What's it rated? R
Anything that will fight to the death and not utter a sound, well … ,” narrator Frank Mansfield (Warren Oats) trails off in the opening voiceover to Cockfighter, the 1974 cult classic from schlock king producer Roger Corman, director Monte Hellman (Two-Lane Blacktop), and screenwriter Charles Willeford, upon whose novel the film is based.
Frank is deeply involved in the illegal cockfighting underground, and as the film opens, we discover that he’s mute. He and his too-young girlfriend Dody White (Laurie Bird) have arrived at a farm to face off against Jack Burke (Harry Dean Stanton), with whom Frank has a friendly rivalry. Frank, a degenerate gambler, bets his car and trailer to Jack, and when he loses it all, he throws Dody into the deal and walks off, penniless, birdless, and determined to fight his way back.
We learn in flashback that Frank’s drunkenness, big mouth, and even bigger ego lost him a chance at the Cockfighter of the Year medal—an episode that led to his vow of silence. Like the birds who will fight to the death without a sound, Frank returns to his home and begins to silently rebuild his cockfighting stock while also reconnecting with his old flame Mary Elizabeth (Patricia Pearcy), as he works toward winning this year’s medal.
That’s about as far as the plot goes, but this fantastic ’70s film offers an amazing character study of an existentialist backwater anti-hero. Oats has rarely been better, and his character is forced to choose between Mary Elizabeth and his fighting birds—one guess as to which one wins out. The film’s symbolism is complete when Frank wins Cockfighter of the Year and regains his voice as Mary Elizabeth leaves him.
As she walks away, he turns to his business partner Omar Baradansky (Richard B. Shull), grins, and says, “She loves me.”
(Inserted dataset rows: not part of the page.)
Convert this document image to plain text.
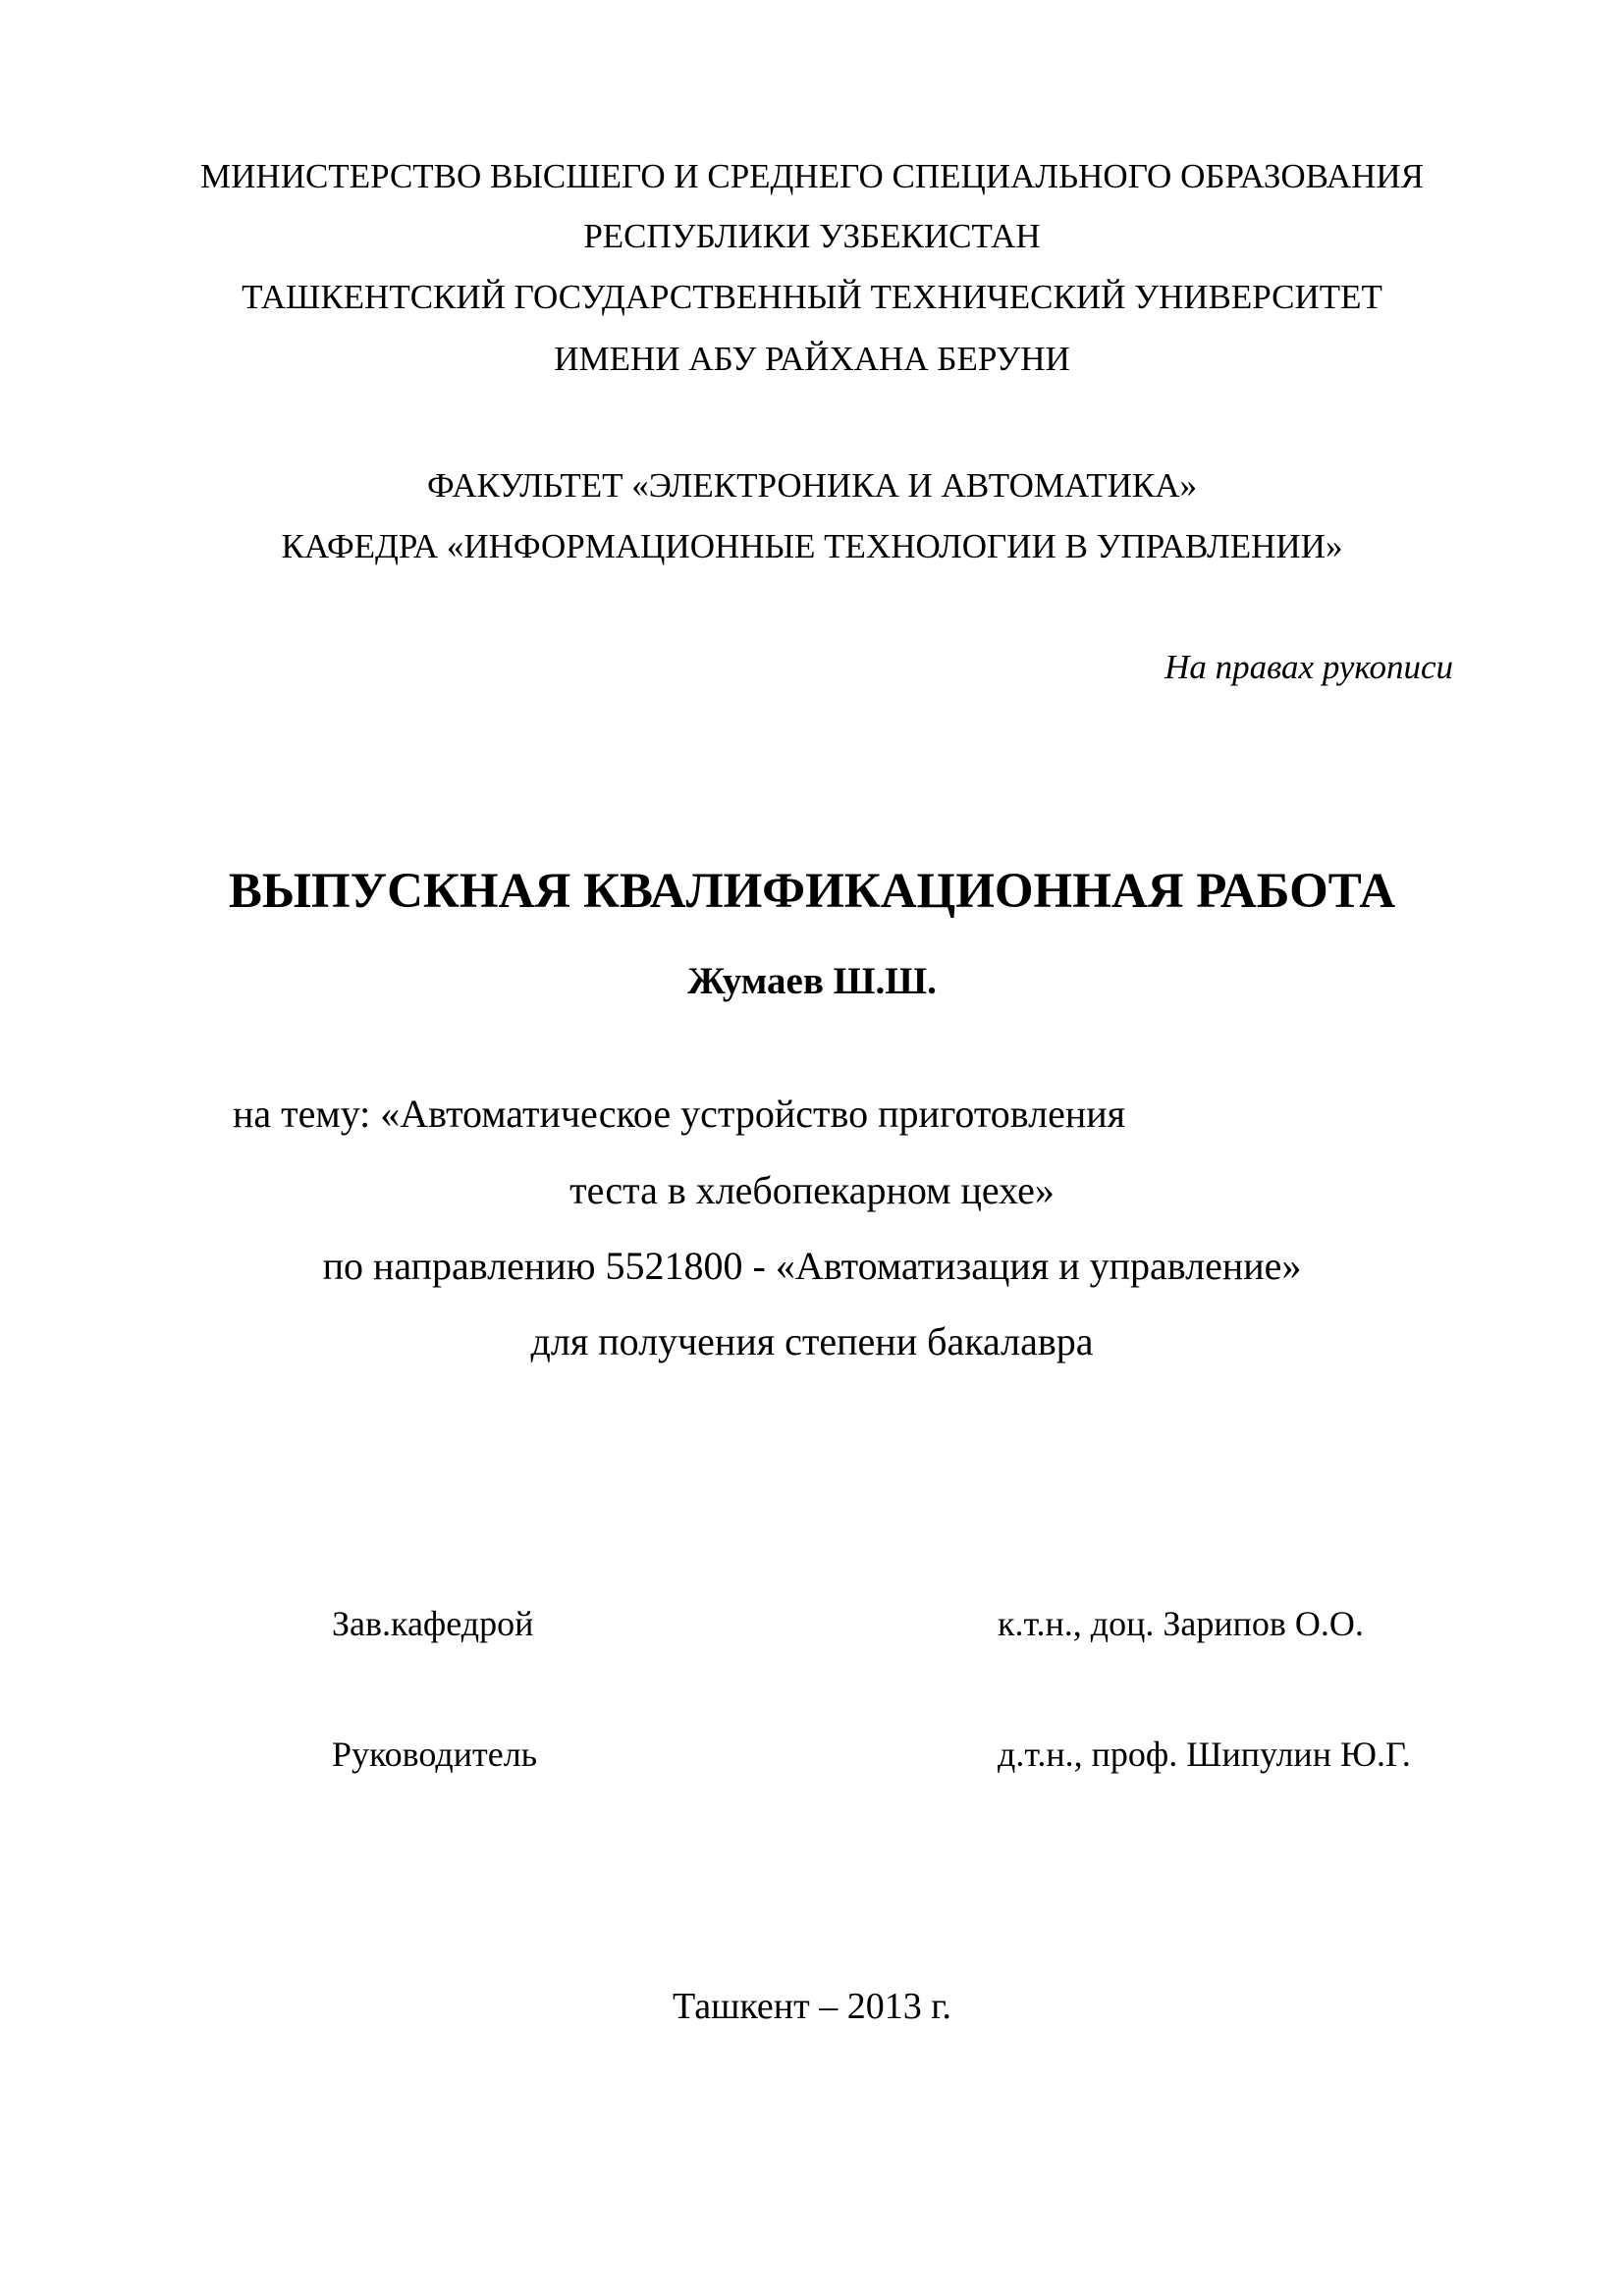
МИНИСТЕРСТВО ВЫСШЕГО И СРЕДНЕГО СПЕЦИАЛЬНОГО ОБРАЗОВАНИЯ
РЕСПУБЛИКИ УЗБЕКИСТАН
ТАШКЕНТСКИЙ ГОСУДАРСТВЕННЫЙ ТЕХНИЧЕСКИЙ УНИВЕРСИТЕТ
ИМЕНИ АБУ РАЙХАНА БЕРУНИ
ФАКУЛЬТЕТ «ЭЛЕКТРОНИКА И АВТОМАТИКА»
КАФЕДРА «ИНФОРМАЦИОННЫЕ ТЕХНОЛОГИИ В УПРАВЛЕНИИ»
На правах рукописи
ВЫПУСКНАЯ КВАЛИФИКАЦИОННАЯ РАБОТА
Жумаев Ш.Ш.
на тему: «Автоматическое устройство приготовления
теста в хлебопекарном цехе»
по направлению 5521800 - «Автоматизация и управление»
для получения степени бакалавра
Зав.кафедрой	к.т.н., доц. Зарипов О.О.
Руководитель	д.т.н., проф. Шипулин Ю.Г.
Ташкент – 2013 г.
This film’s not for the faint of heart. The cockfighting scenes are real and they’re brutal. Strangely, it was a film that couldn’t find an audience upon its release. Corman said it was the only movie he backed in the ’70s that didn’t make money, and he actually recut and reissued it under the title Born to Kill, and it still didn’t gain acclaim until years later.
It’s worth noting that Corman has produced 410 films in his still-going career, and of his 1974 films—The Arena, Caged Heat, Candy Stripe Nurses, TNT Jackson, Dirty Duck, and Big Bad Mama—Cockfighter is definitely his best. (83 min.)